ERoad says lobbyist attempts to stall logging device rollout in US
The logistics and fleet management software company posted a wider loss in the year ended March 31 of $5.3 million, reflecting its investment in the US market.
The logistics and fleet management software company posted a wider loss in the year ended March 31 of $5.3 million, reflecting its investment in the US market.
ERoad says a transport lobby group is attempting to delay the US introduction of electronic logging devices for transport operators and has succeeded in getting a bill introduced to the US Congress.
The US is a key growth market for ERoad's ELDs. Under an existing mandate, transport operators must install the ELDs by Dec. 18. But the Owner Operator Independent Drivers Association (OOIDA) had been lobbying the Congress, ERoad said in a statement.
"We believe the efforts by OOIDA to delay the ELD mandate at the 11th hour is unlikely to succeed," said chief executive Steven Newman. "Many national stakeholders are proactively lobbying against it, including the largest national trade association for the trucking industry, the American Trucking Associations (ATA)."

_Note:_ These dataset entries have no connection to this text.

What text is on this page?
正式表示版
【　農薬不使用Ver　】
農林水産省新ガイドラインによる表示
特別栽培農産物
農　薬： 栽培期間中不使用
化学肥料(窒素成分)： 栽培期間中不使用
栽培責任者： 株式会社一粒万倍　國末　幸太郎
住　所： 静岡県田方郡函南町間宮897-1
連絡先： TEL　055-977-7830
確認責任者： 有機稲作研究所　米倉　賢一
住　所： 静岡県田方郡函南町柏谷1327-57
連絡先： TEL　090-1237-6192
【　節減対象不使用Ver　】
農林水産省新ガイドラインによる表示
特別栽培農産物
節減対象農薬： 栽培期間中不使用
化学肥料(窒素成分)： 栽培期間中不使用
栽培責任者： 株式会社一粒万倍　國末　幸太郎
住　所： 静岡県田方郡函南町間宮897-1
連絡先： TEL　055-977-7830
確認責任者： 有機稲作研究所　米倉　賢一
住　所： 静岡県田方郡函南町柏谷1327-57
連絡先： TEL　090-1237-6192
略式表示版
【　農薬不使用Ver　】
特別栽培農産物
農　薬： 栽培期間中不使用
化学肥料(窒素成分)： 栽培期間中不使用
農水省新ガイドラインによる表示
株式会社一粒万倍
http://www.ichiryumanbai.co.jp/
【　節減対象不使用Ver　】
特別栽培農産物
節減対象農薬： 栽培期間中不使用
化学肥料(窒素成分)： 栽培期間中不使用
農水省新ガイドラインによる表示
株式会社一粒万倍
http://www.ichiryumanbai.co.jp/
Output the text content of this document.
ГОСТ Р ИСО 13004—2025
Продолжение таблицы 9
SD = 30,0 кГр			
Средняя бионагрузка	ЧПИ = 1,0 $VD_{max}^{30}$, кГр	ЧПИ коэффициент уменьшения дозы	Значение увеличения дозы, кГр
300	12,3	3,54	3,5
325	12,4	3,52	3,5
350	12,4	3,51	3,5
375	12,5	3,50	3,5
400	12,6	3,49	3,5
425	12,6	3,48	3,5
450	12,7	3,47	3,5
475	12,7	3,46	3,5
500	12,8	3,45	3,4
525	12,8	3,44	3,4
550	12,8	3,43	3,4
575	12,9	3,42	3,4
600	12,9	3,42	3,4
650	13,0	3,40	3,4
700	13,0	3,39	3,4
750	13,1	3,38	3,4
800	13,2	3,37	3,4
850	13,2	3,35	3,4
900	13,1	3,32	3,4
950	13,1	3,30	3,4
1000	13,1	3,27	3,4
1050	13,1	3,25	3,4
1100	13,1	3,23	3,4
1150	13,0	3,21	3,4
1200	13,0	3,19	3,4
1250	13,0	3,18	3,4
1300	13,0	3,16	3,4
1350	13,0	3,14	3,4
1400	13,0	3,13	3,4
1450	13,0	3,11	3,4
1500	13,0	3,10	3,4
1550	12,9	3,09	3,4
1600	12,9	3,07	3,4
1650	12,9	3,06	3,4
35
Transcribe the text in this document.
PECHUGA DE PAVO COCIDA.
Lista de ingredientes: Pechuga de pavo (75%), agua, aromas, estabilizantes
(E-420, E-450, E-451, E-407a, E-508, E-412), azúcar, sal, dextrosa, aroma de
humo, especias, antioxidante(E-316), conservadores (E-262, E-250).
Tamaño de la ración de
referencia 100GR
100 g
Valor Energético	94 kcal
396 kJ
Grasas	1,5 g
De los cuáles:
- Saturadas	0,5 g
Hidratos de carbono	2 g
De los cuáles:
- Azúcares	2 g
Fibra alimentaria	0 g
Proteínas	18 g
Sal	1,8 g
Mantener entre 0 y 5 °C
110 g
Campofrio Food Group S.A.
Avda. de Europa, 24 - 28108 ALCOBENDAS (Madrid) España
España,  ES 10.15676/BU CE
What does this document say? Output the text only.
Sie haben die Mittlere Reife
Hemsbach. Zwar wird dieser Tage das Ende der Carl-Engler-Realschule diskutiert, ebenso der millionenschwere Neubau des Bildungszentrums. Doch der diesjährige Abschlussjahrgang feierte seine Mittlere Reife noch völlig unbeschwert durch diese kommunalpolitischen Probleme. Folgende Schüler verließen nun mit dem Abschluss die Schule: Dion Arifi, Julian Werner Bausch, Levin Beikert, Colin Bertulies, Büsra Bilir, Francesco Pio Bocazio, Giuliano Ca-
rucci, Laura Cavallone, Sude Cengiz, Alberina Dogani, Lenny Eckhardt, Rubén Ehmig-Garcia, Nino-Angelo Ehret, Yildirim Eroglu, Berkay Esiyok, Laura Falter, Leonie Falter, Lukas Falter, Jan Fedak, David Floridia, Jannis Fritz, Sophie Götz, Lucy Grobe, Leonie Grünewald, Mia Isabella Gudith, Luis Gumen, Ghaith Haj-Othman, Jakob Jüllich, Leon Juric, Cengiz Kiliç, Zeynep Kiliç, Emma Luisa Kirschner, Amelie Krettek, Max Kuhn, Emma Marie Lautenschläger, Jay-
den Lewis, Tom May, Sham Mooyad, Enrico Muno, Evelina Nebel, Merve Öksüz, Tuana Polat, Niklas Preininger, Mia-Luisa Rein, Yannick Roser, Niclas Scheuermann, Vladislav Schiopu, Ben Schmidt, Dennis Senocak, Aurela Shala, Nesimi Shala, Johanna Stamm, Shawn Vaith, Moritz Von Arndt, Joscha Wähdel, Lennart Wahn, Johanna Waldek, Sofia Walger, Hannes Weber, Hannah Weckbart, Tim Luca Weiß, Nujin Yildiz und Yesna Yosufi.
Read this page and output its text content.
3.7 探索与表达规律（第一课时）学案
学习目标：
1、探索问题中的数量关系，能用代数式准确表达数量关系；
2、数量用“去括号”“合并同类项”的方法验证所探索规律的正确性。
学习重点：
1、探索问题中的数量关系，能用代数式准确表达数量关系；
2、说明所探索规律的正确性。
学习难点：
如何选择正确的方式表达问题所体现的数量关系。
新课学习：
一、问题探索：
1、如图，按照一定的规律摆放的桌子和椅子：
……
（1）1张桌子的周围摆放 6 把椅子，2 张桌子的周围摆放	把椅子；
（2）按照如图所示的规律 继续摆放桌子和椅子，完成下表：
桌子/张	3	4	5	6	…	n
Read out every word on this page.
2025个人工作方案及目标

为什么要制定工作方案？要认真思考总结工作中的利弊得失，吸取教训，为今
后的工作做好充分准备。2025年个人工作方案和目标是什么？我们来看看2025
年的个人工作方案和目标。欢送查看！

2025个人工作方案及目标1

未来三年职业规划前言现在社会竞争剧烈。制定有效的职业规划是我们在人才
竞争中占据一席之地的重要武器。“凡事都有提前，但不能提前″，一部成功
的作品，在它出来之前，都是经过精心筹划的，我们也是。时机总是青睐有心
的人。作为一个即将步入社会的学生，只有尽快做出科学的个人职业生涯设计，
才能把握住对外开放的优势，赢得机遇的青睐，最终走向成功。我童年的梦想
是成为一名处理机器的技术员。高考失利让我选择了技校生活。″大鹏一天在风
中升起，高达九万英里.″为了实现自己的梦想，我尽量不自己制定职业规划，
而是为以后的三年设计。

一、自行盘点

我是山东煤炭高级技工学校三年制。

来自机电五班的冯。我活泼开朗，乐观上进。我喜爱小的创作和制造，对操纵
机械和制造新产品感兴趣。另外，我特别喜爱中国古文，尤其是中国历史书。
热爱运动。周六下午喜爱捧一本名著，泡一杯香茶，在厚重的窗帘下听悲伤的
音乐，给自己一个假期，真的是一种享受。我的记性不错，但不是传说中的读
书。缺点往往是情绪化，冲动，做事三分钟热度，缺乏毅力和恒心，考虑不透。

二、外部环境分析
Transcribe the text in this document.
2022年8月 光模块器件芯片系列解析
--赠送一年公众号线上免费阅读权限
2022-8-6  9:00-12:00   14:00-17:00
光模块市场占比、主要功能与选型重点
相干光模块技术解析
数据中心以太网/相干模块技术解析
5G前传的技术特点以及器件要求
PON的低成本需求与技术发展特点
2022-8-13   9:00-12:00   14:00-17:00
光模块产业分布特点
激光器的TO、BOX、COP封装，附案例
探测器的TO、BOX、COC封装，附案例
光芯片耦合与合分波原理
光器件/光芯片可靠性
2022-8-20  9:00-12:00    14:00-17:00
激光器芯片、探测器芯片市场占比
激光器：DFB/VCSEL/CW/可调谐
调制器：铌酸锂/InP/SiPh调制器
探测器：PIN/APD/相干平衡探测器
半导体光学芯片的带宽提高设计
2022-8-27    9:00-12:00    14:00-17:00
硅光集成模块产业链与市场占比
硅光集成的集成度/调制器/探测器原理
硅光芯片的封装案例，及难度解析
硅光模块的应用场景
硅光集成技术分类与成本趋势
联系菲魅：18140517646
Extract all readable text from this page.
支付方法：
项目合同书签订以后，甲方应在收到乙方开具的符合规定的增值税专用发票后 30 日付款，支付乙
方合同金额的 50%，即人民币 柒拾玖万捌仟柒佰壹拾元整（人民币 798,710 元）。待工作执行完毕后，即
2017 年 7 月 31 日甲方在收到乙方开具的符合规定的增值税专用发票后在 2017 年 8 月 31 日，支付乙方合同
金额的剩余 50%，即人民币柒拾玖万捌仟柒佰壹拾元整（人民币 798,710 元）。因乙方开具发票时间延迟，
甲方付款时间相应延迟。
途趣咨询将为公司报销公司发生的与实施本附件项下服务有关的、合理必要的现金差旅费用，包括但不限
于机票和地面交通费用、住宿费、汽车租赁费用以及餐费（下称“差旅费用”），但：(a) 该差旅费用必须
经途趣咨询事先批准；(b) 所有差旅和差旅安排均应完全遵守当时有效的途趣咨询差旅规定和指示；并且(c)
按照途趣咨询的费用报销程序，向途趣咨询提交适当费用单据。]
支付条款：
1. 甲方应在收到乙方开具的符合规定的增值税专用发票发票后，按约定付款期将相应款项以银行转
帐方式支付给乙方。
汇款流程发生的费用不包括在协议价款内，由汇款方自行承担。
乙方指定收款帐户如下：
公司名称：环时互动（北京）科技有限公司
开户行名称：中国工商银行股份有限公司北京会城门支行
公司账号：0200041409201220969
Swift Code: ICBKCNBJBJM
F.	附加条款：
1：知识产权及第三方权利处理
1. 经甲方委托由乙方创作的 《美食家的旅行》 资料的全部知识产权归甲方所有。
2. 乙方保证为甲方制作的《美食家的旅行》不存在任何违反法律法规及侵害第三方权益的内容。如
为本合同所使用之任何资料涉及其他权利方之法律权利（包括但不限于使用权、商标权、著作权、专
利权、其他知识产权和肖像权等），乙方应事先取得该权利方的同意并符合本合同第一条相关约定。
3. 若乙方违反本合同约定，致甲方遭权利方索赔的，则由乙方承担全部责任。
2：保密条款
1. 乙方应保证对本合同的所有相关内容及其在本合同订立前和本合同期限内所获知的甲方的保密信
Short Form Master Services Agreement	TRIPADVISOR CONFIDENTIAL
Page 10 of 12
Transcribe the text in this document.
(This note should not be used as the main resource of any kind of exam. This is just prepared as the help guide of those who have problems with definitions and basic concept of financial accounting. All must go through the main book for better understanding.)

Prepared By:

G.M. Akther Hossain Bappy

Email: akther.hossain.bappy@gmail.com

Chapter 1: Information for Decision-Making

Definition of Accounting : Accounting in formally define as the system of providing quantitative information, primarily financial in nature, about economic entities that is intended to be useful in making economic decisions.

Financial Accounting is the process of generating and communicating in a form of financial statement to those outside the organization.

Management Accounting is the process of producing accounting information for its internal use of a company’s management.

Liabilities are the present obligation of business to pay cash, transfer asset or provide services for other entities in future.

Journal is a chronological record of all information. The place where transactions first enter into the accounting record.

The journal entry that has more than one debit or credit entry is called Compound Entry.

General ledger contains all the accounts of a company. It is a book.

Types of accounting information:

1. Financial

Newman said it was too early to assess whether OOIDA would succeed in delaying use of ELDs but the delay attempts "do however create potential confusion for carriers who now have less than five months to install ELD devices and train drivers prior to the mandate coming into effect." OOIDA had unsuccessfully challenged the ELD mandate in the US Supreme Court.
The logistics and fleet management software company posted a wider loss in the year ended March 31 of $5.3 million, reflecting its investment in the US market, although the result was better than it had forecast. Earlier this month the company said quarterly sales in the US posted their fastest growth, with 1,321 contracted units in the US in the three months ended June 30, taking its total number of devices to 7,423. ERoad sold 3,090 units in its established New Zealand and Australian markets, with 45,029 contracted units across Australasia,
The shares last traded at 2.35 and reached an 11-month high of $2.351 last week. They traded as high as $4.28 in 2014, when the company raised $40 million in an initial public offering to help finance its launch in the US. The IPO price was $3.